Sherem is not confident that he has fully repented, because he suspects that he has committed the unpardonable sin. This he explains as having said that he believed the scriptures, and yet denying the Christ. Under modern definitions of the unpardonable sin, Sherem would not qualify. Joseph Smith describes the sin as follows:

" All sins shall be forgiven except the sin against the Holy Ghost; for Jesus will save all except the sons of perdition. What must a man do to commit the unpardonable sin? He must receive the Holy Ghost, have the heavens opened unto him, and know God, and then sin against him. After a man has sinned against the Holy Ghost, there is no repentance for him. He has got to say that the sun does not shine while he sees it; he has got to deny Jesus Christ when the heavens have been opened unto him, and to deny the plan of salvation with his eyes open to the truth of it; and from that time he begins to be an enemy. (History of the Church, Deseret Book, 1973. 6:314.)"

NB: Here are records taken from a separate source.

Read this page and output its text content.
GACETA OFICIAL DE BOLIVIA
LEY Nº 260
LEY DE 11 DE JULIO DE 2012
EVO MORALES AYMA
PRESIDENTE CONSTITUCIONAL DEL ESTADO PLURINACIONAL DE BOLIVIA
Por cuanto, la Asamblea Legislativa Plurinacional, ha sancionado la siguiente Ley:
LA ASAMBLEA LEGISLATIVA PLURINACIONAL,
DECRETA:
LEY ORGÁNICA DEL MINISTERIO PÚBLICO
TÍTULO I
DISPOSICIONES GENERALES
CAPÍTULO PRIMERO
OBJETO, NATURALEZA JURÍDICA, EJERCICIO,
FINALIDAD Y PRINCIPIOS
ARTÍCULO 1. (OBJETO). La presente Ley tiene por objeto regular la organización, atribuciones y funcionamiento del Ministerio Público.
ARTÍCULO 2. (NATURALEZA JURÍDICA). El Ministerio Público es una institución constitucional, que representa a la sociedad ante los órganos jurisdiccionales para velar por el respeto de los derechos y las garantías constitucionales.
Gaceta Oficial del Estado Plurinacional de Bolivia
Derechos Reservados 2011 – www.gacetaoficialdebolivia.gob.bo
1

Sherem shows no signs of baptism nor of the receipt of the Holy Ghost, and indeed would have denied the efficacy of baptism, since he denied the Christ. Whatever his source of learning of the Law, it did not include the teachings of Nephi and Jacob on the Savior.

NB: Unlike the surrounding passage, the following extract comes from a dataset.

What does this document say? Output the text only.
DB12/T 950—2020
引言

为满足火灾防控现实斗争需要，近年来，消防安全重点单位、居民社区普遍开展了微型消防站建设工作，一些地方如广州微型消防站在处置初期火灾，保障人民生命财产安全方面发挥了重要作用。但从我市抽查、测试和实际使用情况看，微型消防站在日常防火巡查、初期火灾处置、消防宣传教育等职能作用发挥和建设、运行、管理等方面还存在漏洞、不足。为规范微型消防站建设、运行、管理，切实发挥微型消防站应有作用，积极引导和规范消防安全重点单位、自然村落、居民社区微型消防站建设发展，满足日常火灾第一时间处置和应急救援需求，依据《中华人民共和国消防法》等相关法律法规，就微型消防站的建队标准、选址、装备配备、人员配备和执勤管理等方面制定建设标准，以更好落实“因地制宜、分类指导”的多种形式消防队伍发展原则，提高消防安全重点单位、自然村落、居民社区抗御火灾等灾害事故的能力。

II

Nevertheless, Sherem fears that he has committed this sin. Why? Sherem is a believer in the power of the Law, and the power of one's word or oath. By stating that he believes, Sherem has placed himself in contradiction to the true interpretation of what he said he believed in. By appeal to a more modern understanding of the meaning of the unpardonable sin, we may be more lenient on Sherem than he was on himself. It is instructive, however, that Sherem's confession accepts the responsibility for his actions. He does not blame someone else for teaching him incorrectly, or society for a set of beliefs that misled him. Sherem accepts that he has made a vow of belief, and believed incorrectly - and taught that incorrect belief.

We may also appeal to Sherem's experience with the ministering of angels to suppose that God still thought Sherem's soul as capable of salvation, and that this very public confession was an integral part of Sherem's repentance process.